Tuesday, September 6, 2011

Financial Peace Revisited by Dave Ramsey

Financial Peace Revisited is the first of two books that I have purchased and plan to read from Dave Ramsey. Just over a week ago, I mentioned that this book is an updated copy of the original bestseller called Financial Peace. Well, that's sort of true. This book is actually updated, but it is still almost 10 years old. That fact is probably the main reason I might tell you not to read it. It seems very outdated. In a landscape of financial information that changes ever year, the illustrations in this book seemed mostly obscure to me. for instance, at the very beginning of the book, he writes about the negative financial situation of our country. If only he knew then what it is now. He writes,
"The nation's situation is only a reflection of our own personal inability to 'just say no' to ourselves. Our failure to get control of financial matters in our personal lives will have to be rectified before we can demand accountability from elected officials. Our spoiled Congress is only a reflection of our spoiled selves." (7)
As I read that, I wondered what he would write today? The good news is that we might just find out. As I was reading this book, I talked to someone with Dave Ramsey Ministries and they told me that they are working on an updated version of this book.

That's the bad. But here's the good. Here is why you should read it. While the illustrations and the numbers are probably outdated, the principles are NOT. This was Ramsey's first book that sort of put him on the market. It is mostly his story, but it can be your story as well.
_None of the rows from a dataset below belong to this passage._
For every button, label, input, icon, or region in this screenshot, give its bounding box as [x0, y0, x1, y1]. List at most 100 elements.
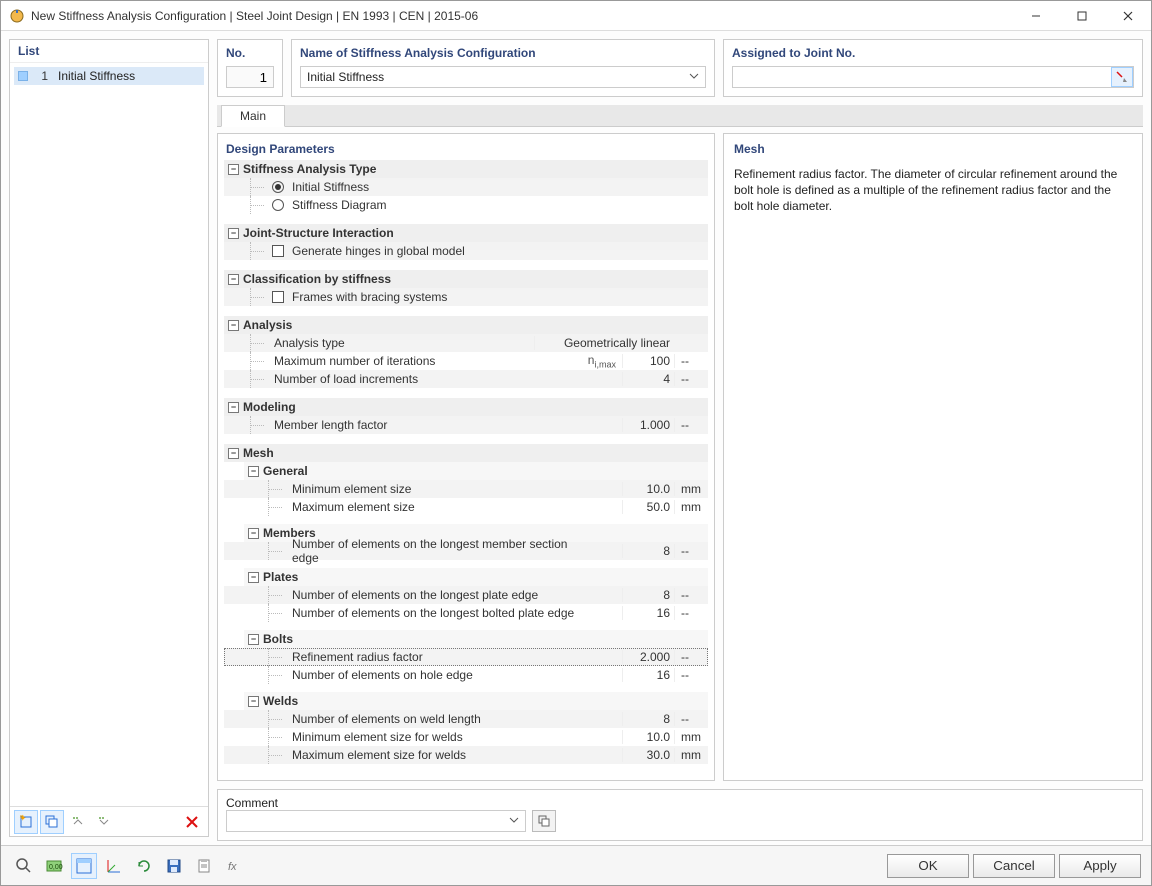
maximize-button[interactable] [1059, 1, 1105, 30]
close-button[interactable] [1105, 1, 1151, 30]
new-config-button[interactable]: ✦ [14, 810, 38, 834]
group-mesh: −Mesh −General Minimum element size10.0m… [224, 444, 708, 764]
symbol-n-imax: ni,max [578, 353, 622, 369]
comment-combo[interactable] [226, 810, 526, 832]
pick-joint-button[interactable] [1111, 67, 1133, 87]
collapse-icon[interactable]: − [228, 274, 239, 285]
config-list[interactable]: 1 Initial Stiffness [10, 63, 208, 806]
row-bolted-plate-edge[interactable]: Number of elements on the longest bolted… [224, 604, 708, 622]
window-title: New Stiffness Analysis Configuration | S… [31, 9, 1013, 23]
header-fields: No. Name of Stiffness Analysis Configura… [217, 39, 1143, 97]
value-members-edge: 8 [622, 544, 674, 558]
main-content: No. Name of Stiffness Analysis Configura… [217, 39, 1143, 837]
ok-button[interactable]: OK [887, 854, 969, 878]
svg-text:fx: fx [228, 861, 237, 873]
option-bracing[interactable]: Frames with bracing systems [224, 288, 708, 306]
row-max-element-size[interactable]: Maximum element size50.0mm [224, 498, 708, 516]
row-max-weld-size[interactable]: Maximum element size for welds30.0mm [224, 746, 708, 764]
config-item-icon [18, 71, 28, 81]
row-plate-edge[interactable]: Number of elements on the longest plate … [224, 586, 708, 604]
save-icon[interactable] [161, 853, 187, 879]
dialog-body: List 1 Initial Stiffness ✦ No. [1, 31, 1151, 845]
value-min-weld-size: 10.0 [622, 730, 674, 744]
group-header-analysis[interactable]: −Analysis [224, 316, 708, 334]
collapse-icon[interactable]: − [228, 448, 239, 459]
sort-desc-button[interactable] [92, 810, 116, 834]
row-weld-length[interactable]: Number of elements on weld length8-- [224, 710, 708, 728]
row-min-element-size[interactable]: Minimum element size10.0mm [224, 480, 708, 498]
subgroup-welds[interactable]: −Welds [244, 692, 708, 710]
option-generate-hinges[interactable]: Generate hinges in global model [224, 242, 708, 260]
collapse-icon[interactable]: − [228, 164, 239, 175]
option-stiffness-diagram[interactable]: Stiffness Diagram [224, 196, 708, 214]
config-list-panel: List 1 Initial Stiffness ✦ [9, 39, 209, 837]
titlebar[interactable]: New Stiffness Analysis Configuration | S… [1, 1, 1151, 31]
search-icon[interactable] [11, 853, 37, 879]
cancel-button[interactable]: Cancel [973, 854, 1055, 878]
comment-panel: Comment [217, 789, 1143, 841]
collapse-icon[interactable]: − [248, 634, 259, 645]
svg-text:✦: ✦ [19, 814, 27, 823]
group-header-jsi[interactable]: −Joint-Structure Interaction [224, 224, 708, 242]
subgroup-bolts[interactable]: −Bolts [244, 630, 708, 648]
units-icon[interactable]: 0,00 [41, 853, 67, 879]
function-icon[interactable]: fx [221, 853, 247, 879]
view-icon[interactable] [71, 853, 97, 879]
name-panel: Name of Stiffness Analysis Configuration… [291, 39, 715, 97]
row-max-iterations[interactable]: Maximum number of iterationsni,max100-- [224, 352, 708, 370]
name-value: Initial Stiffness [307, 70, 384, 84]
row-load-increments[interactable]: Number of load increments4-- [224, 370, 708, 388]
row-members-edge[interactable]: Number of elements on the longest member… [224, 542, 708, 560]
description-title: Mesh [734, 142, 1132, 156]
sort-asc-button[interactable] [66, 810, 90, 834]
delete-config-button[interactable] [180, 810, 204, 834]
clipboard-icon[interactable] [191, 853, 217, 879]
row-analysis-type[interactable]: Analysis typeGeometrically linear [224, 334, 708, 352]
name-combo[interactable]: Initial Stiffness [300, 66, 706, 88]
checkbox-icon [272, 245, 284, 257]
number-panel: No. [217, 39, 283, 97]
option-initial-stiffness[interactable]: Initial Stiffness [224, 178, 708, 196]
collapse-icon[interactable]: − [228, 228, 239, 239]
row-refinement-radius[interactable]: Refinement radius factor2.000-- [224, 648, 708, 666]
parameters-panel: Design Parameters −Stiffness Analysis Ty… [217, 133, 715, 781]
number-input[interactable] [226, 66, 274, 88]
comment-copy-button[interactable] [532, 810, 556, 832]
group-header-stiffness-type[interactable]: −Stiffness Analysis Type [224, 160, 708, 178]
group-header-mesh[interactable]: −Mesh [224, 444, 708, 462]
radio-icon [272, 181, 284, 193]
tab-main[interactable]: Main [221, 105, 285, 127]
collapse-icon[interactable]: − [248, 572, 259, 583]
parameters-grid: −Stiffness Analysis Type Initial Stiffne… [224, 160, 708, 774]
subgroup-general[interactable]: −General [244, 462, 708, 480]
value-hole-edge: 16 [622, 668, 674, 682]
group-stiffness-type: −Stiffness Analysis Type Initial Stiffne… [224, 160, 708, 214]
assigned-label: Assigned to Joint No. [732, 46, 1134, 60]
row-member-length-factor[interactable]: Member length factor1.000-- [224, 416, 708, 434]
minimize-button[interactable] [1013, 1, 1059, 30]
collapse-icon[interactable]: − [248, 466, 259, 477]
group-header-classification[interactable]: −Classification by stiffness [224, 270, 708, 288]
copy-config-button[interactable] [40, 810, 64, 834]
value-max-element: 50.0 [622, 500, 674, 514]
collapse-icon[interactable]: − [248, 528, 259, 539]
subgroup-plates[interactable]: −Plates [244, 568, 708, 586]
apply-button[interactable]: Apply [1059, 854, 1141, 878]
axes-icon[interactable] [101, 853, 127, 879]
value-analysis-type: Geometrically linear [534, 336, 674, 350]
config-list-item[interactable]: 1 Initial Stiffness [14, 67, 204, 85]
row-min-weld-size[interactable]: Minimum element size for welds10.0mm [224, 728, 708, 746]
collapse-icon[interactable]: − [228, 402, 239, 413]
group-header-modeling[interactable]: −Modeling [224, 398, 708, 416]
collapse-icon[interactable]: − [228, 320, 239, 331]
refresh-icon[interactable] [131, 853, 157, 879]
description-panel: Mesh Refinement radius factor. The diame… [723, 133, 1143, 781]
config-item-index: 1 [34, 69, 52, 83]
value-refinement-radius: 2.000 [622, 650, 674, 664]
radio-icon [272, 199, 284, 211]
collapse-icon[interactable]: − [248, 696, 259, 707]
description-text: Refinement radius factor. The diameter o… [734, 166, 1132, 215]
assigned-input[interactable] [732, 66, 1134, 88]
row-hole-edge[interactable]: Number of elements on hole edge16-- [224, 666, 708, 684]
value-plate-edge: 8 [622, 588, 674, 602]
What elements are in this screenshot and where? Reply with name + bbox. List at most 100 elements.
It is how he had everything, lost everything, and slowly gained everything back. It was how he established financial peace in his own household. And it mostly has to do with controlling your spending, eliminating debt, and saving for the future. It has to do with saying no to the present wants so you can have peace for the future needs.

What I have found in reading this book is that he is really good with the one-liners. Some of them are old sayings that he has resurrected or things people have told him in the past. They are funny and make a point. Take some of these for instance:
"Avoid the lifestyles of the rich when you are not rich." (55) 
"You must figure out what your actual income is and then proceed to live far below that mark." (55) 
"The best way to get rich quick is to not get rich quick." (60) 
"In order to get out of debt; quit borrowing more money." (90) 
"Saving is like planting an oak tree. You cannot keep pulling it by the roots to check its progress." (116) 
"The safest way to double your money is to fold it over once and put it in your pocket." (128) 
"If you cannot explain it to someone else, you should not buy it or invest in it." (139) 
"Our children are going to model our handling of money." (214)
Towards the end of the book, Ramsey gives his baby-step process on how to have financial peace.

  1. Pay minimum on everything until you get $1,000 in savings.
  2. Implement the debt snowball, and pay off all personal debt except your home.
  3. Save the rest of your emergency fund (3-6 months of your expenses)
  4. Save 15% of your gross household income in retirement plans
  5. Start college funds
  6. Pay all the extra you can scrape together to pay your house off early
  7. Save, save, save

Of course, there are caveats on each of those steps. For instance, I wonder after reading this book what he would say if your employer offers a matching retirement plan. I would probably suggest you do not wait until step 4 to take advantage of it, since it will be free money to you. Saying that though, it is too easy for us to make things too difficult. In many ways, following these steps make it easy for us. We can make things too complex when in reality we are masking our desire for more stuff. Maybe it is time for us to stop and look at our finances.

I look forward to reading Total Money Makeover, which is coming up soon on the reading plan.

Question: Have You Or Anyone You Know Ever Effectively Used This Plan?